A Swedish scientist, Magnus Söderlund has caused a worldwide stir by advocating for cannibalism, saying in order to combat the ill effects of climate changes, humans need to start eating each other.
While talking about the Gastro Summit focused on “food on the future” on Swedish TV, Magnus Söderlund said he believes eating human meat, derived from dead bodies, might be able to help save the human race if only a world society were to “awaken the idea.”

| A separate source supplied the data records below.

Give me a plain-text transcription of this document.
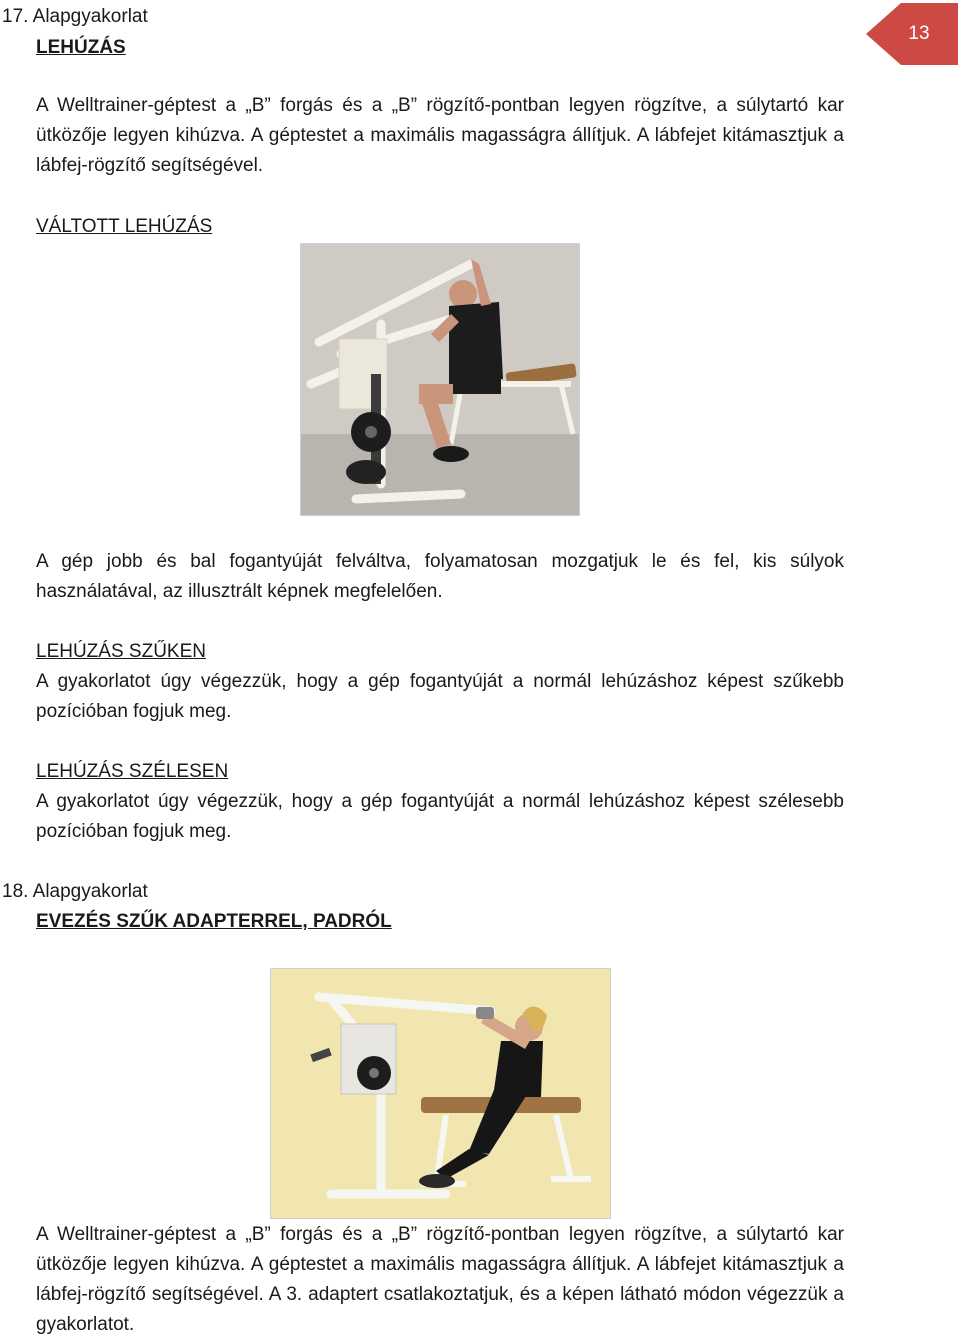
13
17. Alapgyakorlat
LEHÚZÁS
A Welltrainer-géptest a „B” forgás és a „B” rögzítő-pontban legyen rögzítve, a súlytartó kar ütközője legyen kihúzva. A géptestet a maximális magasságra állítjuk. A lábfejet kitámasztjuk a lábfej-rögzítő segítségével.
VÁLTOTT LEHÚZÁS
A gép jobb és bal fogantyúját felváltva, folyamatosan mozgatjuk le és fel, kis súlyok használatával, az illusztrált képnek megfelelően.
LEHÚZÁS SZŰKEN
A gyakorlatot úgy végezzük, hogy a gép fogantyúját a normál lehúzáshoz képest szűkebb pozícióban fogjuk meg.
LEHÚZÁS SZÉLESEN
A gyakorlatot úgy végezzük, hogy a gép fogantyúját a normál lehúzáshoz képest szélesebb pozícióban fogjuk meg.
18. Alapgyakorlat
EVEZÉS SZŰK ADAPTERREL, PADRÓL
A Welltrainer-géptest a „B” forgás és a „B” rögzítő-pontban legyen rögzítve, a súlytartó kar ütközője legyen kihúzva. A géptestet a maximális magasságra állítjuk. A lábfejet kitámasztjuk a lábfej-rögzítő segítségével. A 3. adaptert csatlakoztatjuk, és a képen látható módon végezzük a gyakorlatot.
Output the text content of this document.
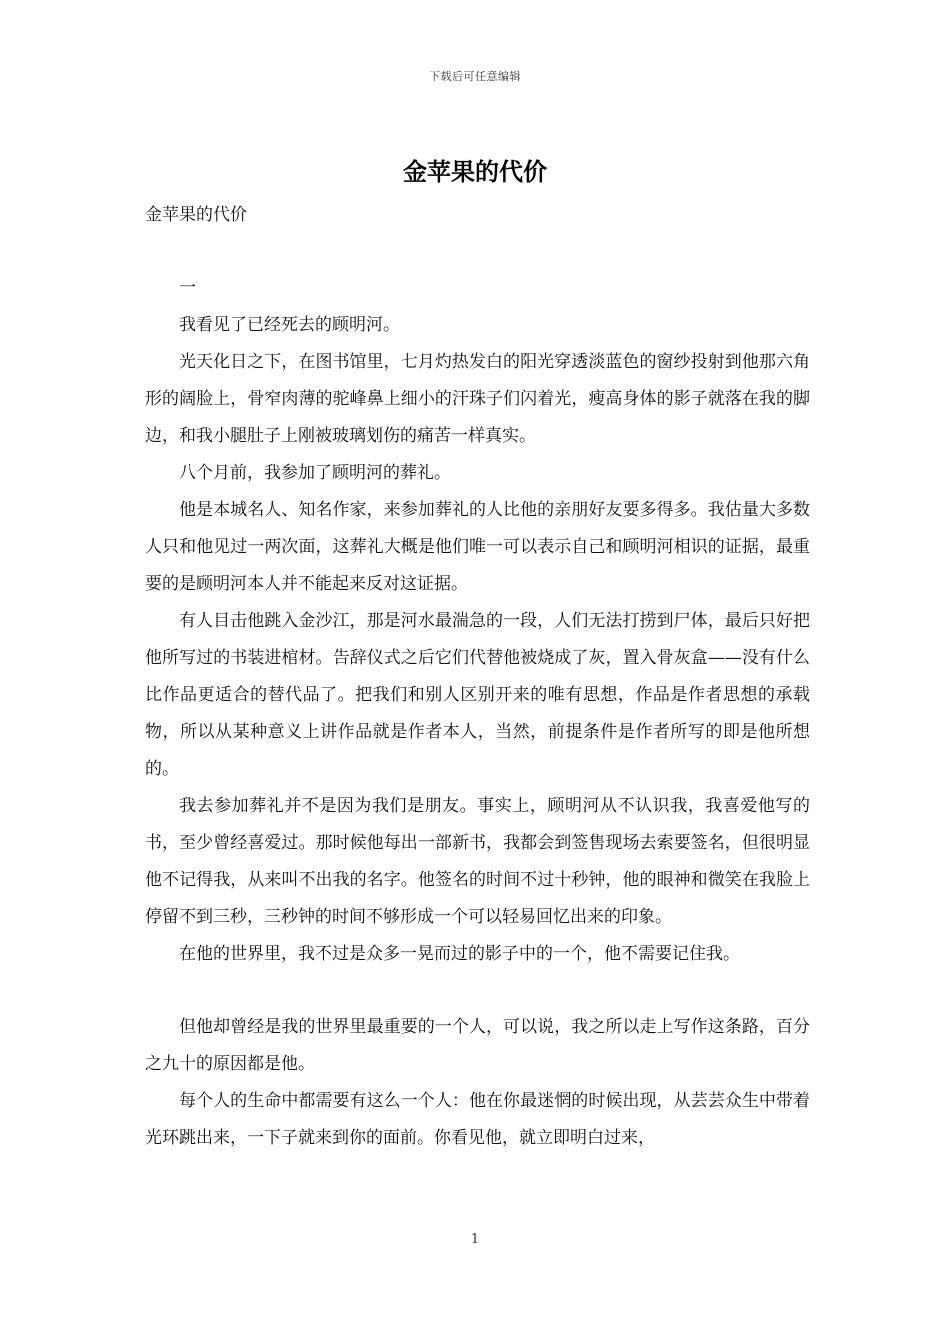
下载后可任意编辑
金苹果的代价
金苹果的代价

一

我看见了已经死去的顾明河。

光天化日之下，在图书馆里，七月灼热发白的阳光穿透淡蓝色的窗纱投射到他那六角形的阔脸上，骨窄肉薄的驼峰鼻上细小的汗珠子们闪着光，瘦高身体的影子就落在我的脚边，和我小腿肚子上刚被玻璃划伤的痛苦一样真实。

八个月前，我参加了顾明河的葬礼。

他是本城名人、知名作家，来参加葬礼的人比他的亲朋好友要多得多。我估量大多数人只和他见过一两次面，这葬礼大概是他们唯一可以表示自己和顾明河相识的证据，最重要的是顾明河本人并不能起来反对这证据。

有人目击他跳入金沙江，那是河水最湍急的一段，人们无法打捞到尸体，最后只好把他所写过的书装进棺材。告辞仪式之后它们代替他被烧成了灰，置入骨灰盒——没有什么比作品更适合的替代品了。把我们和别人区别开来的唯有思想，作品是作者思想的承载物，所以从某种意义上讲作品就是作者本人，当然，前提条件是作者所写的即是他所想的。

我去参加葬礼并不是因为我们是朋友。事实上，顾明河从不认识我，我喜爱他写的书，至少曾经喜爱过。那时候他每出一部新书，我都会到签售现场去索要签名，但很明显他不记得我，从来叫不出我的名字。他签名的时间不过十秒钟，他的眼神和微笑在我脸上停留不到三秒，三秒钟的时间不够形成一个可以轻易回忆出来的印象。

在他的世界里，我不过是众多一晃而过的影子中的一个，他不需要记住我。

但他却曾经是我的世界里最重要的一个人，可以说，我之所以走上写作这条路，百分之九十的原因都是他。

每个人的生命中都需要有这么一个人：他在你最迷惘的时候出现，从芸芸众生中带着光环跳出来，一下子就来到你的面前。你看见他，就立即明白过来，

1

Soderlund’s argument for human cannibalism was front and center during a panel talk called “Can You Imagine Eating Human Flesh?” It included such topics as “Is Cannibalism the solution to food sustainability in the future?” and “Are we humans too selfish to live sustainably?”
When asked during the interview, if he personally would try human flesh, Soderlund said he was open to the idea.
“I feel somewhat hesitant but to not appear overly conservative … I’d have to say … I’d be open to at least tasting it,” he told Sweden’s TV4.
After Söderlund’s presentation, 8% of the audience raised their hands when asked if they would be willing to try human flesh.
The behavioral scientist and marketing strategist from the Stockholm School of Economics also suggested more plausible options such as eating pets and insects.
Before human meat becomes the next cuisine trend, history shows there are potential health risks to cannibalism.
A tribe in Papua New Guinea practiced eating their dead as an alternative to allowing them to be consumed by worms.
The cultural practice led to an epidemic of a disease called Kuru, also known as laughing death.
According to the US National Library of Medicine, the disease is caused by an infectious protein found in contaminated human brain tissue. The practice of cannibalism among the people of New Guinea came to an end in 1960.